Também conhecida como a
cardiomiopatia do estresse ou cardiomiopatia de takotsubo, a característica
clínica consiste em uma disfunção transitória do coração, no ventrículo
esquerdo, que acontece por conta da circulação excessiva de adrenalina na
corrente sanguínea. Segundo a cardiologista, a maioria dos pacientes com a
síndrome são mulheres, por volta dos 40 anos de idade.
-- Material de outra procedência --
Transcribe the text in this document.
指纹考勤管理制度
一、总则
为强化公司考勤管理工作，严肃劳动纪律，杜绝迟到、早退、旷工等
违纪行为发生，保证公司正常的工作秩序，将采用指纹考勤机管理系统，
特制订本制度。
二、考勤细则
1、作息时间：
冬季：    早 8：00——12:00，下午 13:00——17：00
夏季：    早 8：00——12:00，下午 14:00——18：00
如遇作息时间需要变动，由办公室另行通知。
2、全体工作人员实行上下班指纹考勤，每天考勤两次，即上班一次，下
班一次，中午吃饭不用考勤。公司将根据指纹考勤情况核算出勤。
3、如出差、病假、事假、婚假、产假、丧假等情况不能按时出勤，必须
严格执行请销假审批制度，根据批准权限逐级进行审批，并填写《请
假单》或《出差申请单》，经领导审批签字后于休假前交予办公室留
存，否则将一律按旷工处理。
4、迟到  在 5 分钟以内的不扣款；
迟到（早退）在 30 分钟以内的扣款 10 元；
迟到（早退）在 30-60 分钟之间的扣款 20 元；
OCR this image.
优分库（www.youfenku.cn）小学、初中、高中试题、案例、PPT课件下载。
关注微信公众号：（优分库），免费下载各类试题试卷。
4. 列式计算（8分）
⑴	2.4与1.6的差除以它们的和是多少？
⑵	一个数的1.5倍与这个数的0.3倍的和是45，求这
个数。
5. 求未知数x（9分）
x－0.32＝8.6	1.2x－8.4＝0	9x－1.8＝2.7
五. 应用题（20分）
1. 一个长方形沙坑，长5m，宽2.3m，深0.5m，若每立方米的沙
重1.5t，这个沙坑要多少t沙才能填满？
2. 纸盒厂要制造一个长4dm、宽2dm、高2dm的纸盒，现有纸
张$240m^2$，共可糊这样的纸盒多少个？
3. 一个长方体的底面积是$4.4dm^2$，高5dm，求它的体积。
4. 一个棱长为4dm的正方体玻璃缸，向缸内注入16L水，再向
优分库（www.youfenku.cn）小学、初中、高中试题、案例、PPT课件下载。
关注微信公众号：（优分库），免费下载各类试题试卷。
A médica conta que, durante a
pandemia do novo coronavírus, a síndrome se tornou recorrente em seu
consultório. “Neste período, muitas pessoas passaram por estresse financeiros,
perdas, parentes internados e, apesar de toda a humanização que tentamos fazer
neste período, esse distanciamento, essa falta de calor humano fizeram com que
muita gente ficasse em casa angustiado, sem poder fazer nada”, explica.
Os principais sintomas são: dificuldade em
respirar, aperto no peito ou na região do estômago entre outros. Não existe prevenção para a doença, mas a cardiologista Núbia Welerson
recomenda práticas saudáveis, como realização de atividades físicas,
alimentação saudável, além de acompanhamento psicológico, como forma de
amenizar os efeitos da condição, caso ela venha a aparecer.